Tuesday, April 29, 2014

My code review checklist

I am not a fan of checklists (especially for code reviews). Code review checklists start small and then slow become a large, unwieldy. After sometime checklist becomes a bottleneck and instead of improving effectiveness of your process, these lengthy checklists start reducing the effectiveness. 

However, there are situations where I used checklists and they worked very well. For example, a Customer Release checklist. There are many small small things that you need to do before sending the new release to customer. Its easy to miss few critical steps. A release checklist worked very well.

I was not sure why typical organization checklists did not work well in cases like code review. Sometime back I read Atul Gawande's book 'Checklist Manifesto'. It triggered my interest in Checklists. As first step I extracted a Code Review checklist from my code review training content. I have used this 'mental' checklist for a many-many years. It has worked well for me even with different programming languages (C/C++, Java, Python, C#, Javascript) and technologies. 

Here is my code review checklist.



PS> Based on my experiences, information from Atul Gawande's book and from information internet, I have now prepared a 4 hour hands-on session on creating and improving the checklists. Contact me if you are interested.

Tuesday, April 08, 2014

Simple Code analysis with TC Tool - Analyzing code duplication

There are many code duplication tools available (opensource and commercial) like CPD - Copy Paste Detector or Simian. However CDD (Code Duplication Detector) in TCToolkit has some unique advantages.In a previous blog post I have explained why I wrote CDD
  • It uses excellent Pygments library for parsing the source code. Hence all the languages supported by Pygments are supported by CDD for duplication check.
  • It is reasonably Fast.  Last few weeks I spent some time optimizing it for speed.
    For example, on my Dell laptop it detected 164 duplicates in 1445 files of Tomcat source code in 45 seconds.
  • It can output duplications in multiple formats. 
    • In simple text format.
    • In HTML format with 'syntax highlighted' duplicate text fragments
    • It can also add Cpp/Java style '// code comments' in the original source code.
  • It create a matrix visualization of duplication to identify any duplication patterns. See the example below for Tomcat source (org/apache/coyote/http11) directory.


Here is the command line that I used for tomcat code analysis
cdd.py -l java -o javadups.htm
To see all the options available
cdd.py --help
There are few other simple code visualization tools in TCToolkit like TTC (Token Tag Cloud) or CCOM (Class Concurrence Matrix). I will explain their usage in later posts.
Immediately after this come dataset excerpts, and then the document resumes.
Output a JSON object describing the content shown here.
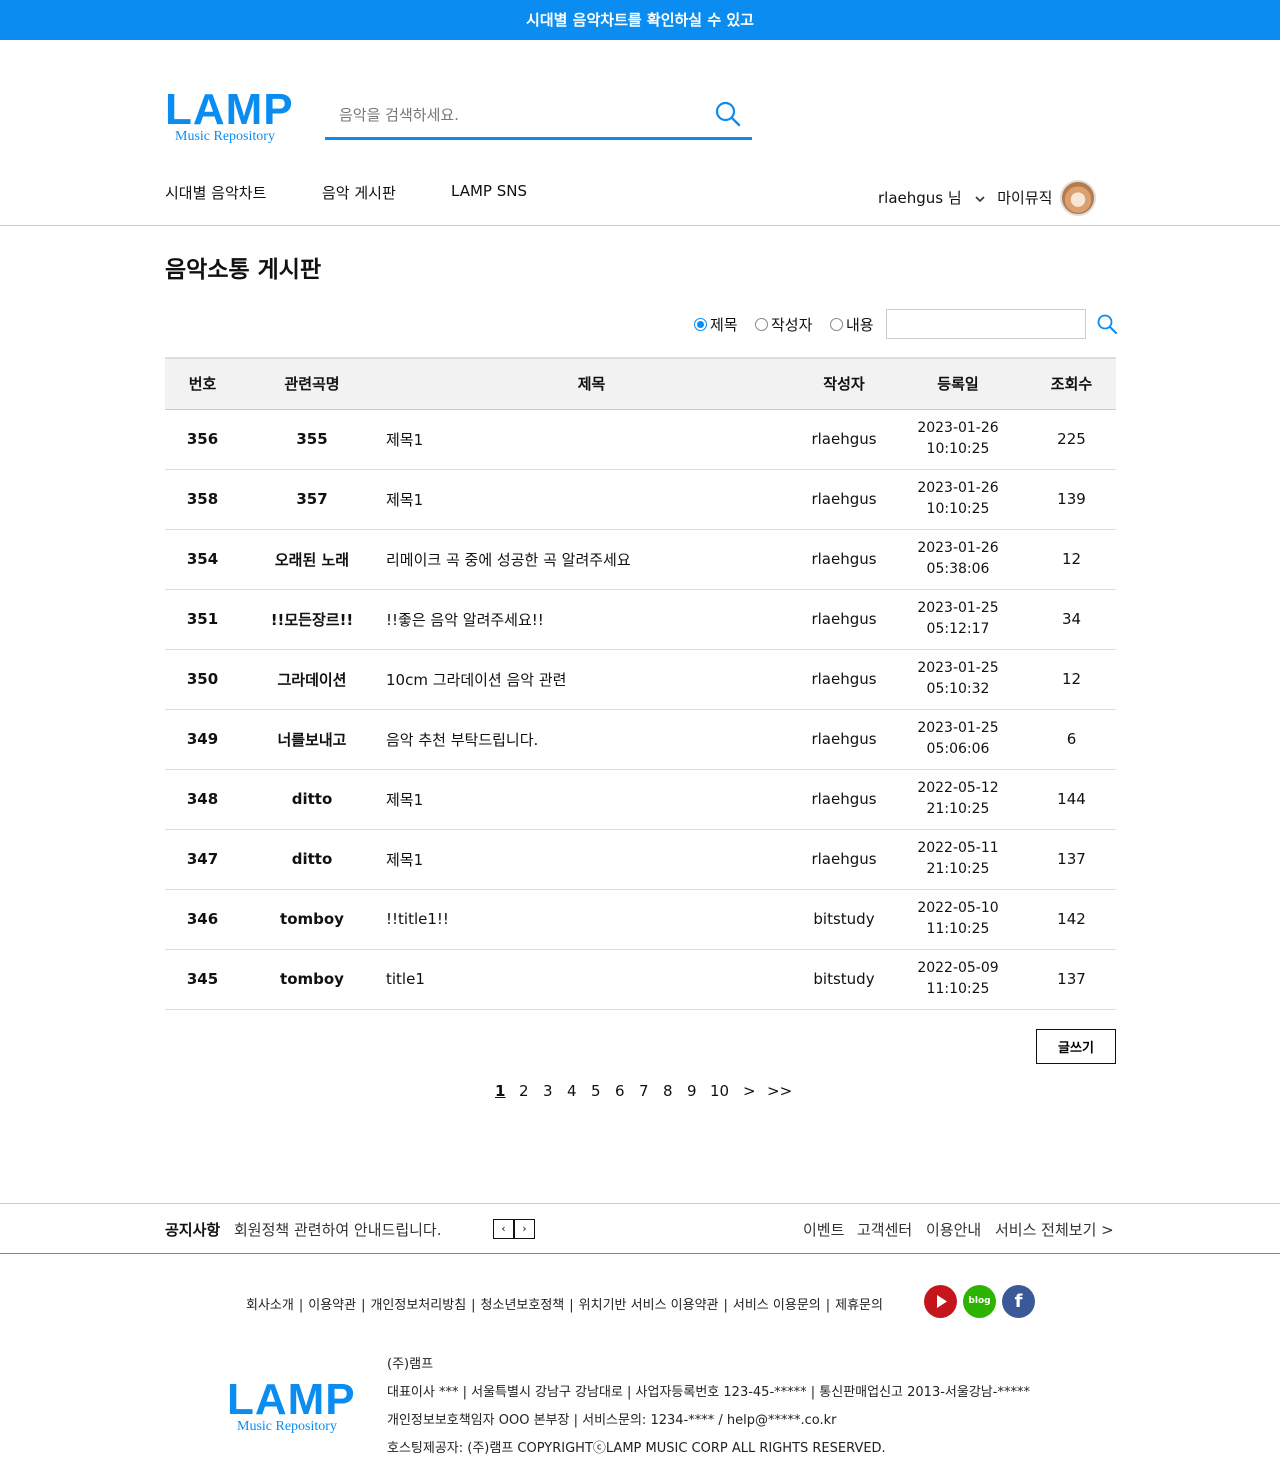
{
  "topbar": {
    "message": "시대별 음악차트를 확인하실 수 있고"
  },
  "header": {
    "logo_text": "LAMP",
    "logo_sub": "Music Repository",
    "search_placeholder": "음악을 검색하세요.",
    "search_icon": "search-icon"
  },
  "nav": {
    "items": [
      "시대별 음악차트",
      "음악 게시판",
      "LAMP SNS"
    ],
    "user_label": "rlaehgus 님",
    "user_menu_icon": "chevron-down-icon",
    "mymusic_label": "마이뮤직"
  },
  "board": {
    "title": "음악소통 게시판",
    "filter": {
      "options": [
        "제목",
        "작성자",
        "내용"
      ],
      "selected": "제목",
      "input_value": ""
    },
    "columns": [
      "번호",
      "관련곡명",
      "제목",
      "작성자",
      "등록일",
      "조회수"
    ],
    "rows": [
      {
        "num": "356",
        "song": "355",
        "title": "제목1",
        "writer": "rlaehgus",
        "date": "2023-01-26",
        "time": "10:10:25",
        "views": "225"
      },
      {
        "num": "358",
        "song": "357",
        "title": "제목1",
        "writer": "rlaehgus",
        "date": "2023-01-26",
        "time": "10:10:25",
        "views": "139"
      },
      {
        "num": "354",
        "song": "오래된 노래",
        "title": "리메이크 곡 중에 성공한 곡 알려주세요",
        "writer": "rlaehgus",
        "date": "2023-01-26",
        "time": "05:38:06",
        "views": "12"
      },
      {
        "num": "351",
        "song": "!!모든장르!!",
        "title": "!!좋은 음악 알려주세요!!",
        "writer": "rlaehgus",
        "date": "2023-01-25",
        "time": "05:12:17",
        "views": "34"
      },
      {
        "num": "350",
        "song": "그라데이션",
        "title": "10cm 그라데이션 음악 관련",
        "writer": "rlaehgus",
        "date": "2023-01-25",
        "time": "05:10:32",
        "views": "12"
      },
      {
        "num": "349",
        "song": "너를보내고",
        "title": "음악 추천 부탁드립니다.",
        "writer": "rlaehgus",
        "date": "2023-01-25",
        "time": "05:06:06",
        "views": "6"
      },
      {
        "num": "348",
        "song": "ditto",
        "title": "제목1",
        "writer": "rlaehgus",
        "date": "2022-05-12",
        "time": "21:10:25",
        "views": "144"
      },
      {
        "num": "347",
        "song": "ditto",
        "title": "제목1",
        "writer": "rlaehgus",
        "date": "2022-05-11",
        "time": "21:10:25",
        "views": "137"
      },
      {
        "num": "346",
        "song": "tomboy",
        "title": "!!title1!!",
        "writer": "bitstudy",
        "date": "2022-05-10",
        "time": "11:10:25",
        "views": "142"
      },
      {
        "num": "345",
        "song": "tomboy",
        "title": "title1",
        "writer": "bitstudy",
        "date": "2022-05-09",
        "time": "11:10:25",
        "views": "137"
      }
    ],
    "write_button": "글쓰기"
  },
  "pagination": {
    "pages": [
      "1",
      "2",
      "3",
      "4",
      "5",
      "6",
      "7",
      "8",
      "9",
      "10"
    ],
    "current": "1",
    "next": ">",
    "last": ">>"
  },
  "notice": {
    "label": "공지사항",
    "text": "회원정책 관련하여 안내드립니다.",
    "prev": "‹",
    "next": "›",
    "links": [
      "이벤트",
      "고객센터",
      "이용안내",
      "서비스 전체보기 >"
    ]
  },
  "footer": {
    "links": [
      "회사소개",
      "이용약관",
      "개인정보처리방침",
      "청소년보호정책",
      "위치기반 서비스 이용약관",
      "서비스 이용문의",
      "제휴문의"
    ],
    "sns": [
      {
        "name": "youtube-icon",
        "color": "#c4161c"
      },
      {
        "name": "blog-icon",
        "color": "#2db400",
        "text": "blog"
      },
      {
        "name": "facebook-icon",
        "color": "#3b5998",
        "text": "f"
      }
    ],
    "logo_text": "LAMP",
    "logo_sub": "Music Repository",
    "company_lines": [
      "(주)램프",
      "대표이사 *** | 서울특별시 강남구 강남대로 | 사업자등록번호 123-45-***** | 통신판매업신고 2013-서울강남-*****",
      "개인정보보호책임자 OOO 본부장 | 서비스문의: 1234-**** / help@*****.co.kr",
      "호스팅제공자: (주)램프 COPYRIGHTⓒLAMP MUSIC CORP ALL RIGHTS RESERVED."
    ]
  },
  "colors": {
    "accent": "#0a8cf0"
  }
}
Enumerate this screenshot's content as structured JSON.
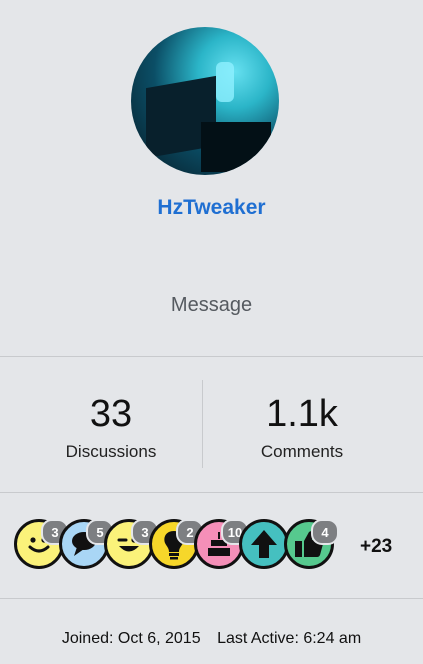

Give it a try and tell me your opinion.

Saturday, March 22, 2014

TCToolkit Update (Version 0.6.x)

When I consulted to companies on improving their source code (for refactoring it, improving the performance, detecting the design bottlenecks, detecting problematic files etc), I needed a way to quickly analyze a code base. However, there were not many tools available which gave me a quick insight on code. Commercial tools like Coverity, KlocWorks, Lattix etc are expensive. Because i could use it, I had to convince my client to 'license' it and that was difficult. Hence about 2 years back I wrote few python scripts to quickly help me analyze a codebase. Later I open sourced these python scripts a 'TCToolkit'.  

Recently I have done significant refactoring and updates to these scripts and also added some new scripts. Also I have moved the TCToolkit code to Bitbucket. (https://bitbucket.org/nitinbhide/tctoolkit ). 

Important updates are listed below

  1. Improved the performance of CDD (Code Duplication Detector). On my Dell laptop, subversion C code base (around 450 files) can now be analyzed for duplication in about 90 seconds.
  2. Now I use d3js library for generating the visualizations. Token tag cloud (TCC) now uses d3js for generating the tag cloud. CDD uses d3js for displaying the 'duplication matrix'.
  3. A new script 'CCOM' (Class Co-occurrence matrix) is added. This script analyzes the code base and finds out which classes are used together. It displays this information in matrix form.

    For example, class A has class B as member variable, or member function of class A uses class B as parameter then class A and B are treated as occuring. If a function takes two parameters objects class B and class C, then class B and C are treated as 'co-occurring'.
    If classes are co-occurring, then chances are there is some dependency between their functionality and hence changes in one MAY impact other.
  4. smjstreemap.py : This script generates a treemap visualization from the excellent freeware code metrics tool SourceMonitor. It also uses d3js for displaying the treemap.
 Give it a try on on your code base and see what kind of insights you get about your project.